The green roof atop the new Roux Center for the Environment seems to spill out from under its fence onto the terrace. The visual effect of the garden pushing past its boundaries is lovely, but the design is actually more functional than aesthetic. With the garden underfoot and its plants within reach, students can interact with it, for class or research.
The green roof is 2,820 square feet; 350 square feet of it will be available for experimentation. The soil is six inches deep on the rooftop. The four raised planters have four extra inches of soil. At the moment, the garden is still young; it will take a year or two to get fully established, according to Bowdoin’s Director of Capital Projects Don Borkowski.
But it already has charm. “It’s beautiful and will get more beautiful, and it does contribute to the functioning of the building,” said Professor of Biology Barry Logan, a plant physiological ecologist who plans to incorporate the garden into some of his courses.

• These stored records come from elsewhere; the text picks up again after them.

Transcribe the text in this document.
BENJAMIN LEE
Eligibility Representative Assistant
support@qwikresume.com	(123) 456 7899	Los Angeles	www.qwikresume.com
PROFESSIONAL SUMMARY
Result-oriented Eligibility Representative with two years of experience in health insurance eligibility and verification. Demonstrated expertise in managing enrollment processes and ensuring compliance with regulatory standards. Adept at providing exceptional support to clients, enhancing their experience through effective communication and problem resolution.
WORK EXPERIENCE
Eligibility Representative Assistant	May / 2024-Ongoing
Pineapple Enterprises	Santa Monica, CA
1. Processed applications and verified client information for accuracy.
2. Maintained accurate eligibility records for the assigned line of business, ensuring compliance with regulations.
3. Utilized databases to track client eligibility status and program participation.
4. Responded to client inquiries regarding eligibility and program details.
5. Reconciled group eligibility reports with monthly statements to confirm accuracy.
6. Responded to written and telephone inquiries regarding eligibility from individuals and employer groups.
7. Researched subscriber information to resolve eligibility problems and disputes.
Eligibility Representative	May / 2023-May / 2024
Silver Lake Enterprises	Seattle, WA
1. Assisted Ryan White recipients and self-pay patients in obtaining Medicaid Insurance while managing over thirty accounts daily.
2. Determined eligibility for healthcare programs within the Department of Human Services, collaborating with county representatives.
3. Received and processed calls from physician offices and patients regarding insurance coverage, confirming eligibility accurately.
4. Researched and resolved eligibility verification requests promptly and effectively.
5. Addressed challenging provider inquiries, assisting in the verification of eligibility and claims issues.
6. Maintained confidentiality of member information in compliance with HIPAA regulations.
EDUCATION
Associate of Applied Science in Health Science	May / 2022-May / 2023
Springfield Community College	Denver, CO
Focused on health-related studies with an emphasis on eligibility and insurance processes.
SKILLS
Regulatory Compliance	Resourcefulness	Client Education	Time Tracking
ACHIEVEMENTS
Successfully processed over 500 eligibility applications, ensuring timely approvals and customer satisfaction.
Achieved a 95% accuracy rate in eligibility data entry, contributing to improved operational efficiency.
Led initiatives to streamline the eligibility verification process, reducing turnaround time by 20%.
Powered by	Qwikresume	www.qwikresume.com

The roof garden is an important component of the building’s official environmental certification for two main reasons: It helps absorb storm-water runoff and it serves as insulation. Additionally, the native perennials planted in the roof—sweet fern, aster, bunchberry, bearberry, and low-bush blueberries—provide an ecological function, as they should attract pollinators, like bees, butterflies, and beetles.
So going forward students could perhaps study the plants’ pollination biology, physiology, or patterns of growth, comparing them to species growing in nearby native environments. Logan also suggested students might research the green roof’s water use around the year, through rainy and dry periods.
“The roof in effect becomes an additional field site,” he said. “It’s nice to have a green roof here that allows for the building to be a part of the educational mission, and not just a place that houses the educational mission of the College.”